Image recognition

Image

Image Recognition

Image recognition refers to technologies that identify places, logos, people, objects, buildings, and several other variables in digital images. It may be very easy for humans like you and me to recognise different images, such as images of animals. We can easily recognise the image of a cat and differentiate it from an image of a horse. But it may not be so simple for a computer.

A digital image is an image composed of picture elements, also known as pixels, each with finite, discrete quantities of numeric representation for its intensity or grey level. So the computer sees an image as numerical values of these pixels and in order to recognise a certain image, it has to recognise the patterns and regularities in this numerical data. Image recognition should not be confused with object detection. In object detection, we analyse an image and find different objects in the image while image recognition deals with recognising the images and classifying them into various categories.

How does Image recognition work?

Typically the task of image recognition involves the creation of a neural network that processes the individual pixels of an image. These networks are fed with as many pre-labelled images as we can, in order to “teach” them how to recognize similar images.

So let me break the process for you in some simple steps:

  1. We need a dataset containing images with their respective labels. For example, an image of a dog must be labelled as a dog or something that we can understand.
  2. Next, these images are to be fed into a Neural Network and then trained on them. Usually, for the tasks concerned with images, we use convolutional neural networks. These networks consist of convolutional layers and pooling layers in addition to Multiperceptron layers(MLP). The working of convolutional and pooling layers are explained in the below.
  3. We feed in the image that is not in the training set and get predictions.

In the coming sections, by following these simple steps we will make a classifier that can recognise RGB images of 10 different kinds of animals.

Working of Convolutional and Pooling layers

Convolutional layers and Pooling layers are the major building blocks used in convolutional neural networks. Let us see them in detail

How does Convolutional Layer work?

The convolutional layer’s parameters consist of a set of learnable filters (or kernels), which have a small receptive field. These filters scan through image pixels and gather information in the batch of pictures/photos. Convolutional layers convolve the input and pass its result to the next layer. This is like the response of a neuron in the visual cortex to a specific stimulus. 
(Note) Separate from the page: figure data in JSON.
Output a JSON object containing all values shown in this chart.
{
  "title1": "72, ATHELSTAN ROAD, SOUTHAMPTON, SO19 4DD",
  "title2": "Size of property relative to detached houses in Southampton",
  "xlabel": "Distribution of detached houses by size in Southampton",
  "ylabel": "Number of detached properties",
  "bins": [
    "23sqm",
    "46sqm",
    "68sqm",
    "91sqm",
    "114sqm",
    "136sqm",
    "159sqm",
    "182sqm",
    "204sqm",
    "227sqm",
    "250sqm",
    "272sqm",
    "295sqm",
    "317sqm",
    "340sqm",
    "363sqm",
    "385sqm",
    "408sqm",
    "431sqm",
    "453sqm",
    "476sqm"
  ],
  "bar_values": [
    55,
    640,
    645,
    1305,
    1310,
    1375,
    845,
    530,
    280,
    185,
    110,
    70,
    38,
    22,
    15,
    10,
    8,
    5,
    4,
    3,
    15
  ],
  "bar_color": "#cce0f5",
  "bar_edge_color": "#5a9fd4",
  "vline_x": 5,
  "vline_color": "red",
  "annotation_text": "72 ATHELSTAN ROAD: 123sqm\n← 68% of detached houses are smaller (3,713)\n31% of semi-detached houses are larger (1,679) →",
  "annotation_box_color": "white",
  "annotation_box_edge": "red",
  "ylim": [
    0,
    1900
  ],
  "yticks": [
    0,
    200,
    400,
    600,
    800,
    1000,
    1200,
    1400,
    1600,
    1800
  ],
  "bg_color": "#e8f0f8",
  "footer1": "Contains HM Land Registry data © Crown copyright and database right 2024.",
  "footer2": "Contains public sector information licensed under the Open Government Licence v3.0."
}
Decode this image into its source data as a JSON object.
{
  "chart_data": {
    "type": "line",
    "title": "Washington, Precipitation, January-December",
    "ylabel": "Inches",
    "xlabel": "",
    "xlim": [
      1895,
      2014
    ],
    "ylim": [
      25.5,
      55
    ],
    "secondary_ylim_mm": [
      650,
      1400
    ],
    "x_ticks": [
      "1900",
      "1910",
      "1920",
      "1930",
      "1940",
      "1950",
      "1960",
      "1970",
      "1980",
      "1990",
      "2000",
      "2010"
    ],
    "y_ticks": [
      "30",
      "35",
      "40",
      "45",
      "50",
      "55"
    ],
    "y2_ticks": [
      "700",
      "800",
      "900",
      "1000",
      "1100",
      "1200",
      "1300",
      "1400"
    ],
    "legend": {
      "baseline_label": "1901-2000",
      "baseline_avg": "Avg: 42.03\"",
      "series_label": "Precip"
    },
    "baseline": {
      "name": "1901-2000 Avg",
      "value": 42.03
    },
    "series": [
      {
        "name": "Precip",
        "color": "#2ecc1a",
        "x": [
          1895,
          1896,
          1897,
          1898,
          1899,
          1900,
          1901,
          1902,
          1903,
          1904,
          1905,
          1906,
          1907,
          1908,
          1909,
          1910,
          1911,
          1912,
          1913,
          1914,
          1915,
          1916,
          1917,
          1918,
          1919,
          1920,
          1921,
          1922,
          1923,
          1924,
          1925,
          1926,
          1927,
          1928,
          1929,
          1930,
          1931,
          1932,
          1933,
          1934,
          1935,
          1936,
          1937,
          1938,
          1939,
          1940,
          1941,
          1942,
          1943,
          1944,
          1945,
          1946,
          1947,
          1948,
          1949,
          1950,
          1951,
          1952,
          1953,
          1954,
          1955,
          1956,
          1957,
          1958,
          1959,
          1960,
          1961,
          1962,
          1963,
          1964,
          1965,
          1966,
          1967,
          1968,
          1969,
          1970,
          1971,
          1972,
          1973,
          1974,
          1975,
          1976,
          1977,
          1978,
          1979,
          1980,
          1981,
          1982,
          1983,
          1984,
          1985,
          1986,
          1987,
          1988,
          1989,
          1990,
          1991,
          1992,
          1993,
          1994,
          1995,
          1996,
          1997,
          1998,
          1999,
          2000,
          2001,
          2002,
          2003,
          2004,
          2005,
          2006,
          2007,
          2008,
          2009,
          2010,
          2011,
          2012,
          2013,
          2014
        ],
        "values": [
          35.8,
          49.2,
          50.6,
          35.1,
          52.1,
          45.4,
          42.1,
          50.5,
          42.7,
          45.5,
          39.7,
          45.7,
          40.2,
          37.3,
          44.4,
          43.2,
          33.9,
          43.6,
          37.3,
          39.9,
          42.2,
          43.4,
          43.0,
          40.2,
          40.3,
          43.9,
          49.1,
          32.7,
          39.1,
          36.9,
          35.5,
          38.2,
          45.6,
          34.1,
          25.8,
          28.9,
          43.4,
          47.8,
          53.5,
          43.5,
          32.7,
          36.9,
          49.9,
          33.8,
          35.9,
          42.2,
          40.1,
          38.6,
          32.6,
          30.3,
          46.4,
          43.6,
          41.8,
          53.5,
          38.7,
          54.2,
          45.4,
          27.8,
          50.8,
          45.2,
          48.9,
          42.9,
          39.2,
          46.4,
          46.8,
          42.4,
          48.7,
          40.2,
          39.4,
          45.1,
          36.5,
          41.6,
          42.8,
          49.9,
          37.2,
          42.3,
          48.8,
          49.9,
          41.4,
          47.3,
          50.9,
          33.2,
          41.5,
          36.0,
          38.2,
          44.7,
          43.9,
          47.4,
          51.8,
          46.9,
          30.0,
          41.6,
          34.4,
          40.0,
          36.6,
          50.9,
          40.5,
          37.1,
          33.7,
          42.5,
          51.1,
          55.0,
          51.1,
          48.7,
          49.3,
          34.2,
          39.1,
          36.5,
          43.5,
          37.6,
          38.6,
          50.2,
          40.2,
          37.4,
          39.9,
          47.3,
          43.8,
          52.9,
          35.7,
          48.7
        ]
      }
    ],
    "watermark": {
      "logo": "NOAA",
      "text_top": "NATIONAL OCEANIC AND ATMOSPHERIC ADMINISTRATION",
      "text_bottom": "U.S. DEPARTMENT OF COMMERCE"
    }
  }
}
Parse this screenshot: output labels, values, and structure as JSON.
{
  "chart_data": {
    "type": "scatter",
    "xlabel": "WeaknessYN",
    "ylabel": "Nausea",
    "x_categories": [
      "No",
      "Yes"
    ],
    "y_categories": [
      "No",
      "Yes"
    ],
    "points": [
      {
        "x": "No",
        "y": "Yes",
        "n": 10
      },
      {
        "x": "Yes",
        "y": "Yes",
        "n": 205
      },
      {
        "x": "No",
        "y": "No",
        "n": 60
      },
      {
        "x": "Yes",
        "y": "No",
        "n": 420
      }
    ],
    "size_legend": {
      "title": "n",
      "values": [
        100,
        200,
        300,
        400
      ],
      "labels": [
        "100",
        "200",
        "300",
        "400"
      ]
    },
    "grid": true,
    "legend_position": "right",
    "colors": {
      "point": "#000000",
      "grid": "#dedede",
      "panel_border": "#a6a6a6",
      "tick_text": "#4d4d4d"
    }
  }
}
How does Pooling Layer work?

The pooling operation involves sliding a two-dimensional filter over each channel of the feature map and summarising the features lying within the region covered by the filter. A pooling layer is usually incorporated between two successive convolutional layers. The pooling layer reduces the number of parameters and computation by down-sampling the representation. The pooling function can be either max or average. Max pooling is commonly used as it works better. The pooling operation involves sliding a two-dimensional filter over each channel of the feature map and summarising the features lying within the region covered by the filter.